One cannot aspire to the necessarily lofty love-of-enemy mountaintop without
first clearing the no less lofty forgiveness-of-enemy foothills; the ascent to
the mountaintop begins in the rugged foothills.

7.  
Dear Christian friend, how goes the
struggle with your enemies? Are you being bashed, beaten, and bruised, and yea,
maybe even worse than all that? If you wish, take a moment bloodied friend in
Christ and fix on a Cross in your vicinity or simply in your mind, and shift
your focus to Jesus’ enemies, which include you and me, and see Him there dying
for His enemies. No greater love has one for another than to lay down their
life for them, but what shall we say of that love if it is an enemy for which
one dies as Jesus did for us? How great His love for us is indeed. We have been
forgiven and are exceedingly loved by Him, and as His people we must forgive
our enemies and love them even as Jesus forgave us in keeping with His love for
us. It is difficult for us to do that because God built certain defense
mechanisms into our person designed to protect us from hurtful enemies, and so
it is natural to want to resist an enemy, to fight back and whatnot—loving an
enemy does not come naturally to say the least. But we are in the process of transformation unto the Spirit of Christ by that very Spirit.
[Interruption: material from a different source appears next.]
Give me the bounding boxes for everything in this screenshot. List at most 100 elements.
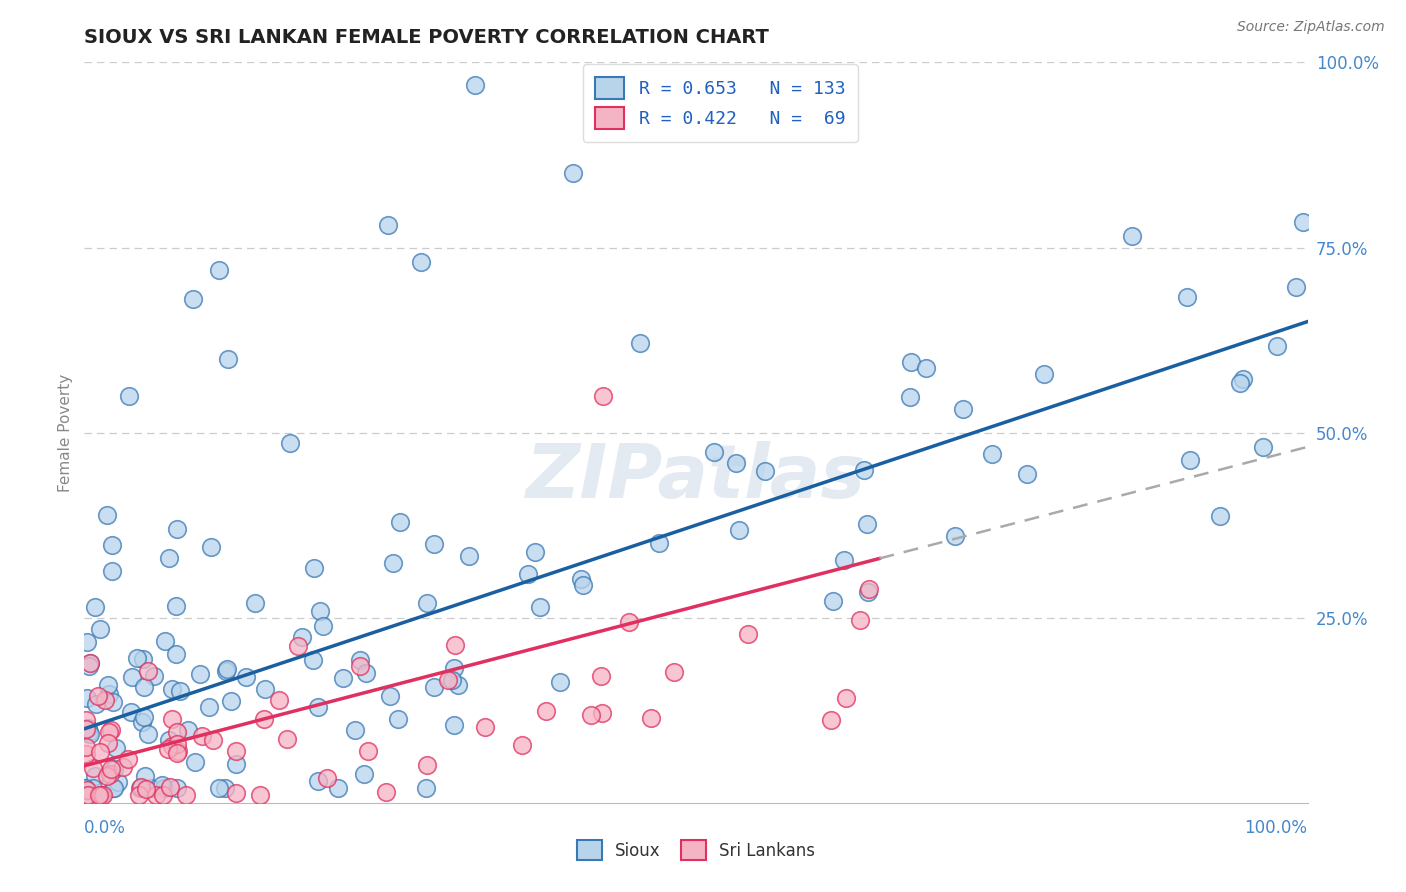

We are going places that the natural man ever resident inside us is not
familiar with and balks at; we are not quite there yet, the process continues
down here in the land of the living as we in our spirit are being carried along
by the Spirit of God unto Christ-likeness, and so as the process continues it
is understandably difficult for us to always love our enemies and others per se
perfectly like Jesus. Nevertheless, let us be carried along by the Spirit of
God toward ever greater love for our enemies and not resist Him. With each
enemy that God allows into our lives He brings another opportunity for us to be
like Jesus, another opportunity to “get on the Cross next to Jesus” and forgive,
and love our enemies, and glorify God, in solidarity with Jesus, our great
savior God and the Lover of our Souls.

Praised be your Name great
savior God, lover of my soul even whilst beforetime I was your decided enemy.
Thank you for bearing long with me and loving me throughout; thank you for
redeeming and saving my impoverished soul my Lord. Amen.